The 2015 Ashley Madison data breach that exposed the credentials of more than 37 million would-be adulterers has resulted in fines of $17.5 million being issued to Ruby Corp., the organization that owns Ashley Madison. The fines were announced this week by both the Federal Trade Commission and the New York attorney general.
The fines were issued due to poor security practices which contributed to the cyberattack, but also for misleading customers about the security protections that had been put in place. The site also created fake female profiles to attract more customers.
The 2015 Ashley Madison data breach exposed customers’ names, addresses, credit card details, and user information such as their sexual preferences. The breach resulted in many customers coming to harm, either financially, or by exposing their sexual activities and desire to have an affair. Some members have reportedly committed suicide as a result of their information being stolen.
The investigation into the 2015 Ashley Madison data breach revealed Ruby Corp failed to implement multi-factor authentication, did not have documented security policies and practices, and did not provide its staff with appropriate training. Yet, even with poor protections in place, the site advertised that it had won awards for data security, which were fabricated. This gave the impression that the site was more secure than it really was.
Investigators also determined that the offer made to customers to fully delete their information for $19 was misleading. Not all of the data were deleted, some information on members remained on the site, and data were kept in case of credit disputes. Data were kept for more than a year after a full delete in some cases. Partial photographs of former female members were also retained and used for fake female profiles which were used to engage users and encourage them to sign up for paid services on the site.

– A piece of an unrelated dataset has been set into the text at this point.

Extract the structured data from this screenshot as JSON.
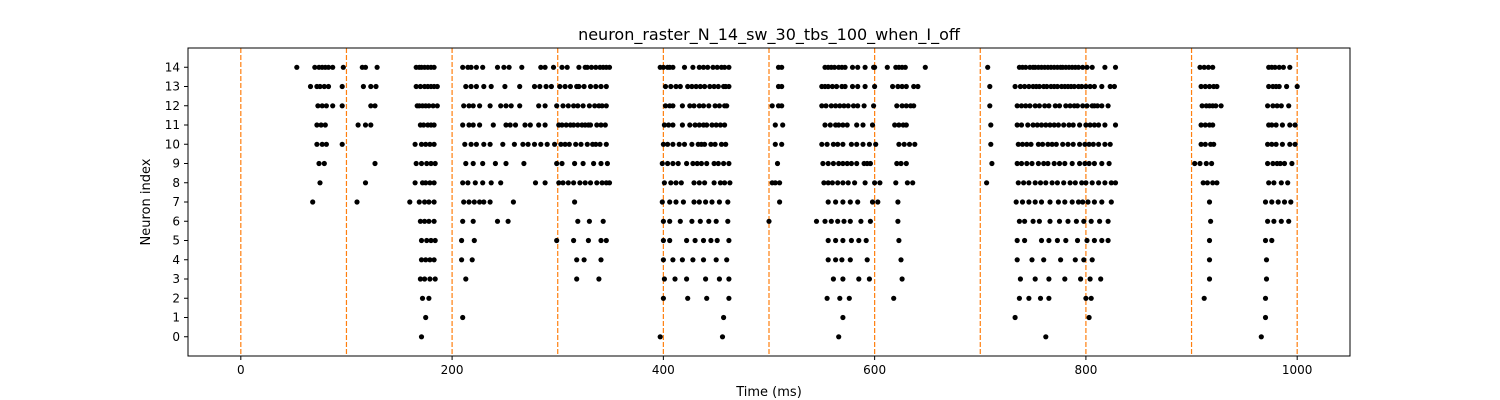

Ruby Corp has agreed to pay $8.75 million to the Federal Trade Commission and a further $8.75 million to states that also filed complaints following the 2015 Ashley Madison data breach. The $8.75 million will be shared equally between Alaska, Arkansas, Hawaii, Louisiana, Maryland, Mississippi, North Dakota, Nebraska, New York, Oregon, Rhode Island, Tennessee, Vermont and the District of Columbia. However, Ruby Corp will only pay $1.6 million since the company is experiencing financial difficulty and is strapped for assets. The remainder of the settlement has been suspended.

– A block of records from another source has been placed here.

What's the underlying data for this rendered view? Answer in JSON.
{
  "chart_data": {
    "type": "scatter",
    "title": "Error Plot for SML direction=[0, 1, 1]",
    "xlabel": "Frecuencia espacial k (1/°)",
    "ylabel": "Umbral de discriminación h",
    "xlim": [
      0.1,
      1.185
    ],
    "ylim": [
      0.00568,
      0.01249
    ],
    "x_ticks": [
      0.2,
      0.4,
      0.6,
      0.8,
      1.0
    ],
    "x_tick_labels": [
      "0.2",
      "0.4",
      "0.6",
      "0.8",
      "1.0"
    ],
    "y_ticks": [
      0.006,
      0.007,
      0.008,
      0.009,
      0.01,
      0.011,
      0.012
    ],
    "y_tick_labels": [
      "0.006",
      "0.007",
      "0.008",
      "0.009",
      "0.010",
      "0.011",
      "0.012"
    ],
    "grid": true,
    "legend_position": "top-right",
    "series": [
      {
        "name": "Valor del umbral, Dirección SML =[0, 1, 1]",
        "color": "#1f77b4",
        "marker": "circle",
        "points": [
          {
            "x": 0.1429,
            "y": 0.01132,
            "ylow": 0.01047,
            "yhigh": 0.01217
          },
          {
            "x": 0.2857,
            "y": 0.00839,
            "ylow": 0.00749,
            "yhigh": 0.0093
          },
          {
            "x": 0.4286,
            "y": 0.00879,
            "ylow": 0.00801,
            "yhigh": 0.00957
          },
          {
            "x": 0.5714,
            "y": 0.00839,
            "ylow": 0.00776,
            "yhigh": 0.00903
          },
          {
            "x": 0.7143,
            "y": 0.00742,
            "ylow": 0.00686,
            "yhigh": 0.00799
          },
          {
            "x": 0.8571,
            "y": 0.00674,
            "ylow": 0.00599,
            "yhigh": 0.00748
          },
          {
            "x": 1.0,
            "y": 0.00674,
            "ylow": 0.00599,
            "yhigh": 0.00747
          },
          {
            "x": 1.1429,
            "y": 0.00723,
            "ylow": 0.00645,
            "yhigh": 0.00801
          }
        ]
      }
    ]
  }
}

In addition to the fines, Ashley Madison must stop creating fake profiles and engaging in other deceptive practices. Security must also be improved to ensure members’ details are better protected. Ruby Corp will also have its data security measures overseen by the FTC for 20 years
While Ruby Corp., has agreed to the settlements, the FTC accusations were neither denied nor admitted. According to Ruby Corp CEO Rob Segal, “Today’s settlement closes an important chapter on the company’s past and reinforces our commitment to operating with integrity and to building a new future for our members, our team and our company.”